Octet biosensor analysis and protein biotinylation

Biosensor analysis was performed on a Fortebio Octet RED384 instrument (Pall Life Sciences) using Ni-nitrilotriacetic (NTA) or streptavidin (SA) sensor by functionalizing of 50 µg/ml His-tagged talin head (talin 1, residues 1–405⁸⁵) or biotinylated MBP-tagged proteins, respectively. Phosphate-buffer (50 mM NaPO₃ and 150 mM NaCl, pH 7.2) was used in all steps as running buffer when using the Ni-sensors and the octet kinetic buffer (PBS containing 1% BSA and 0.1% Tween-20, 0.05% sodium azide) was used when using SA-sensors. Every time new sensors were used and prior to run, they were soaked into the running buffer for 30 min according to the manufacturer’s instructions. The temperature of 27 ˚C and a stirring speed of 1000 rpm was used throughout the experiments. Ni-sensors were chemically activated by immersing them in 0.05 M 1-ethyl-3-(3-dimethylaminopropyl) carbodiimide (EDC) and 0.1 M N-hydroxysuccinimide (NHS; ThermoFisher Scientific) in Milli-Q water, which enabled covalent coupling of immobilized proteins⁸⁵. 1 M ethanolamine pH 8.5 was used in quenching step for the covalent coupling approach. Biocytin (biotinyl-lysine at 10 µg/ml) was used in quenching step for SA-sensors. The binding of the GST-tagged paxillin constructs with talin head was measured at 20, 80, 320, 1250, and 5000 nM. In the same manner, the binding of the talin head with the biotinylated MBP-tagged paxillin fragments immobilized on the SA-sensor was measured using the same concentrations.

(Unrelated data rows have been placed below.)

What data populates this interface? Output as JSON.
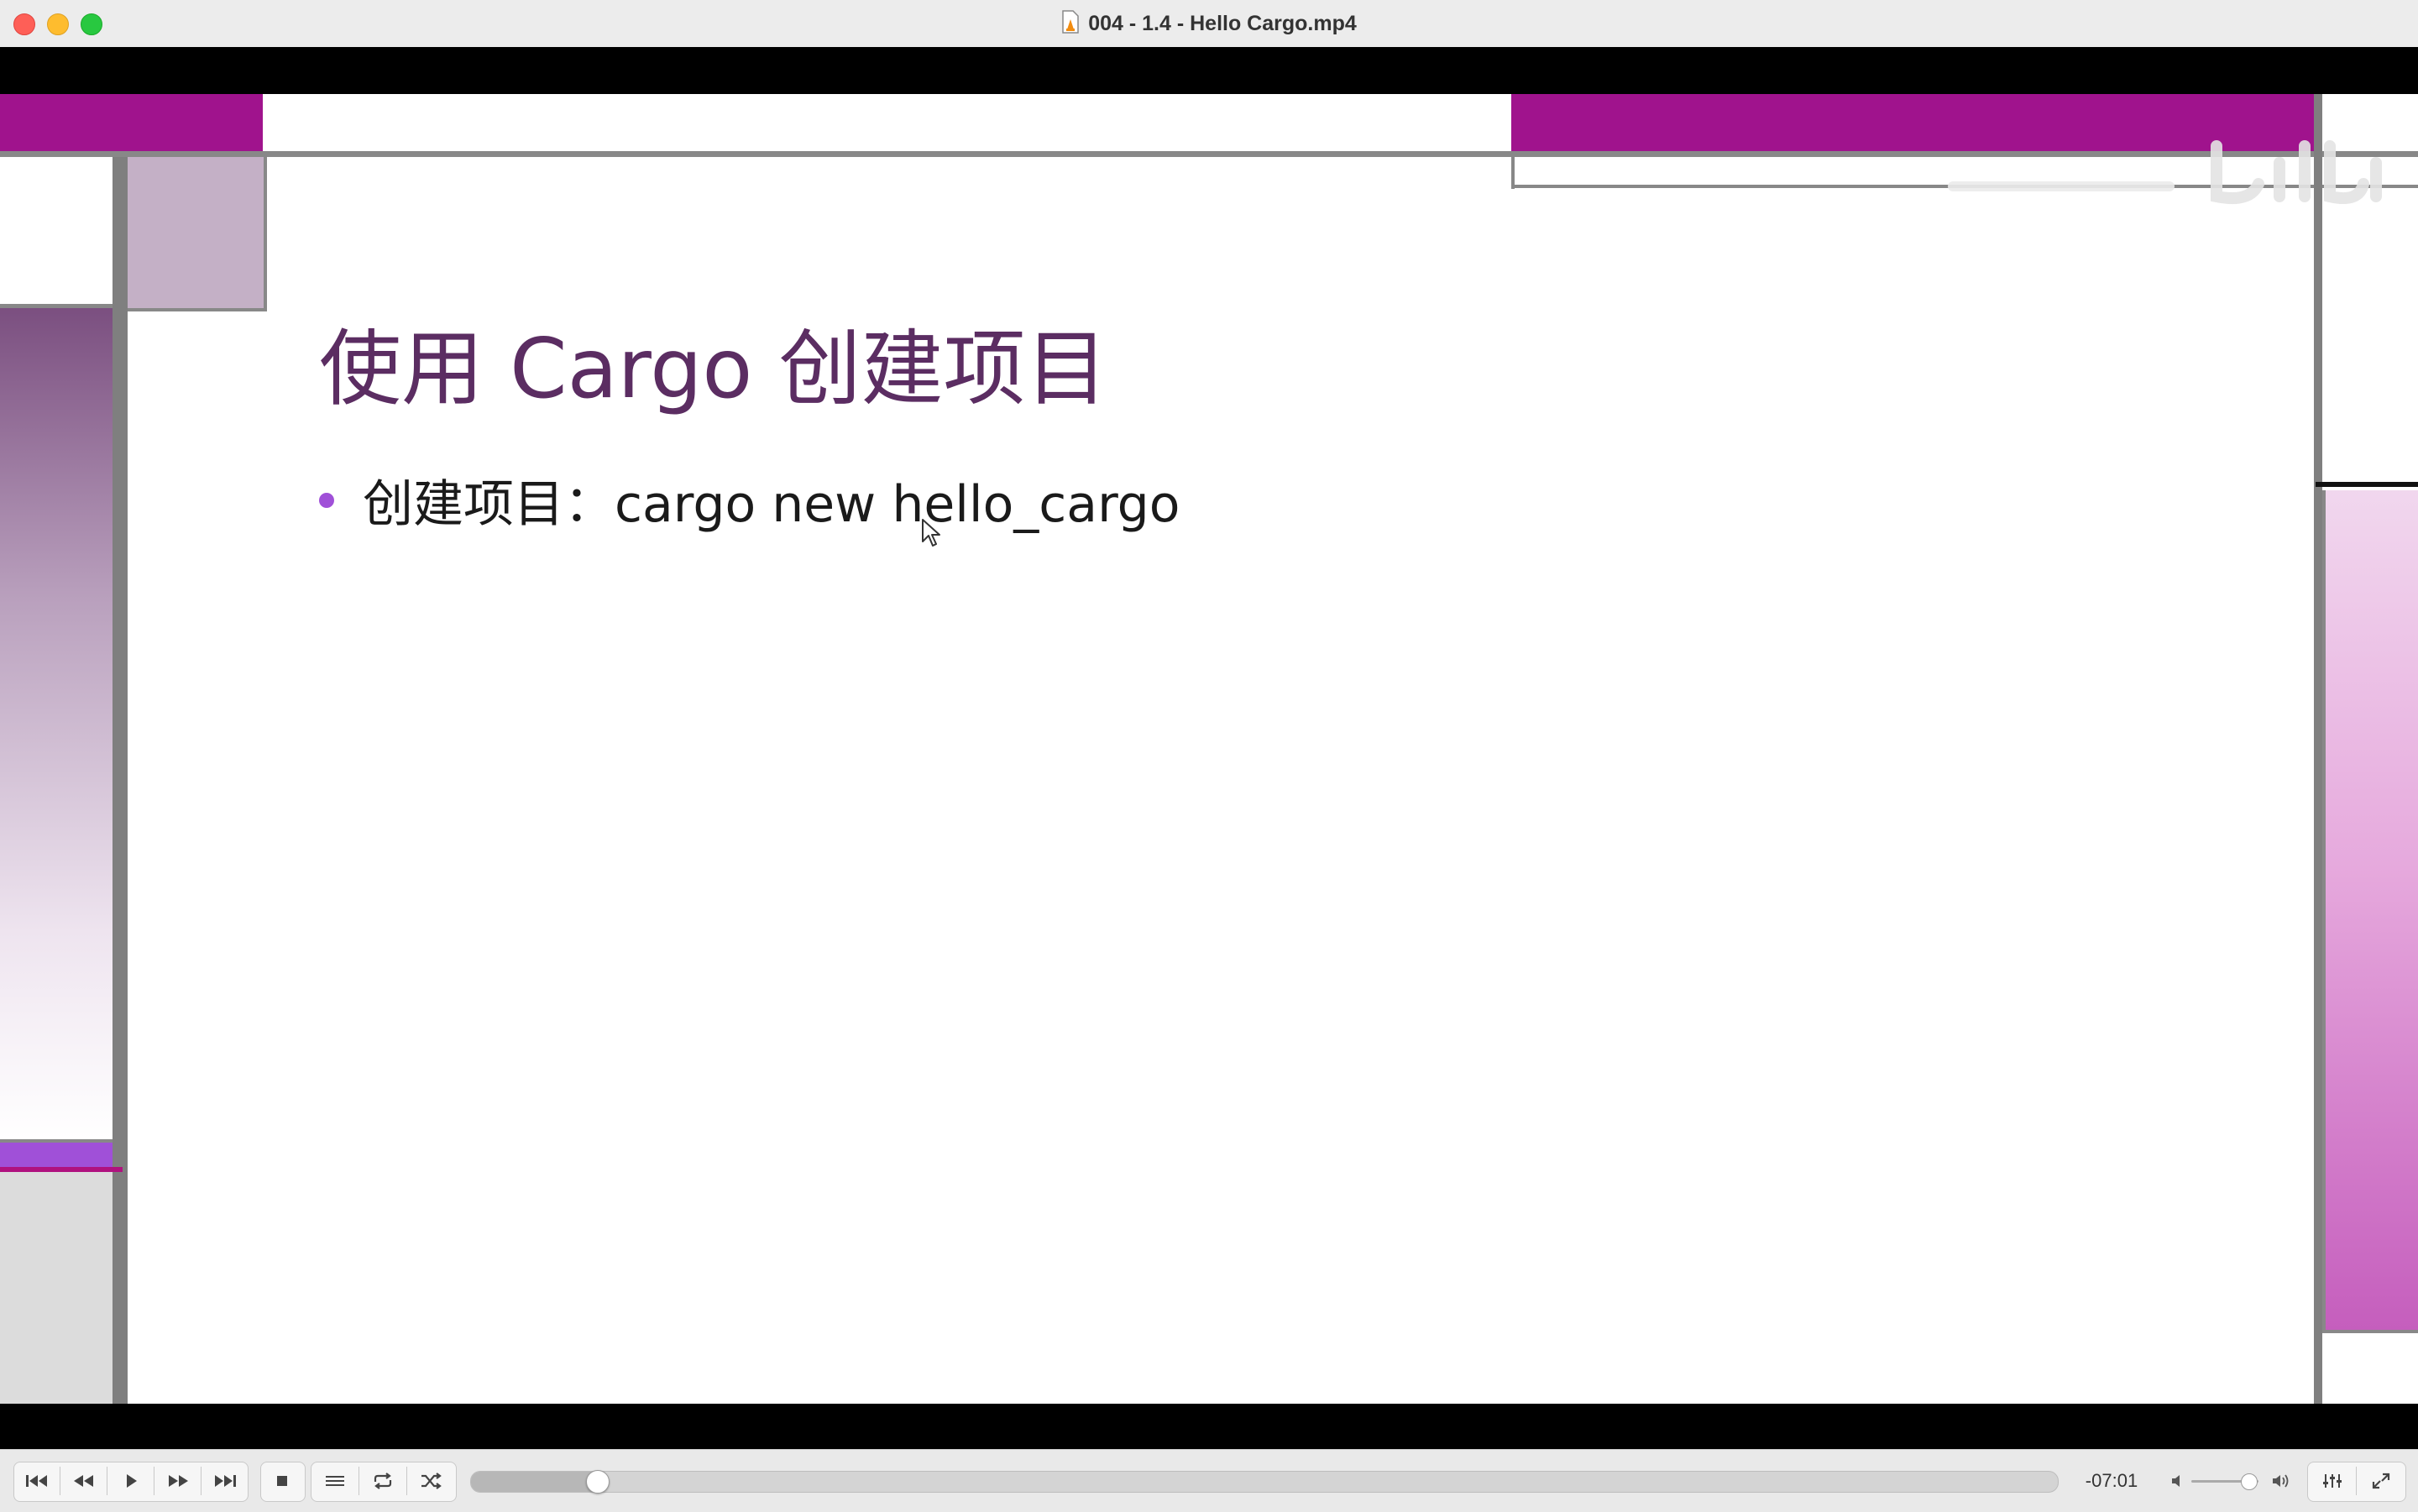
{
  "window": {
    "title": "004 - 1.4 - Hello Cargo.mp4",
    "traffic_lights": {
      "close": "#fe5f57",
      "minimize": "#febc2e",
      "zoom": "#28c840"
    }
  },
  "slide": {
    "title": "使用 Cargo 创建项目",
    "bullets": [
      "创建项目：cargo new hello_cargo"
    ],
    "colors": {
      "accent": "#a0138d",
      "title": "#5b2d62",
      "bullet": "#a050d8"
    }
  },
  "controls": {
    "time_remaining": "-07:01",
    "progress": 0.08,
    "volume": 0.85,
    "icons": [
      "skip-back-icon",
      "rewind-icon",
      "play-icon",
      "fast-forward-icon",
      "skip-forward-icon",
      "stop-icon",
      "playlist-icon",
      "repeat-icon",
      "shuffle-icon",
      "volume-mute-icon",
      "volume-max-icon",
      "equalizer-icon",
      "fullscreen-icon"
    ]
  }
}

In the case of talin head binding to immobilized MBP-LIMs, streptavidin biosensor functionalized with biotinylated free MBP was used as a reference and the binding response obtained was subtracted from the measured binding between talin and MBP-LIMs to obtain a specific binding response.

In the case of interaction assays between talin head and GST-LIM constructs, binding of free GST on Ni-NTA biosensor-immobilized talin head was used as a reference, which was subtracted from the measured binding between various GST-LIM samples and immobilized talin to obtain a specific binding response.

The MBP-proteins were biotinylated using EZ-Link^TM NHS-PEG₄-Biotin (Thermo Scientific) according to the instructions of the manufacturer. The non-reacted NHS-PEG₄-Biotin was removed by dialysis and the concentration of the proteins was measured by BCA-kit (Thermo Scientific). The biotin incorporation was estimated using HABA (4′-hydroxyazobenzene-2-carboxylic acid; Thermo Scientific) method. The absorbance of the HABA-avidin solution was measured before and after adding the biotinylated sample at 500 nm using Envision UV/VIS (Perkin Elmer). The amount of biotin molecule per sample was then calculated using HABA calculator which is a freely available tool from Thermo Scientific webpage.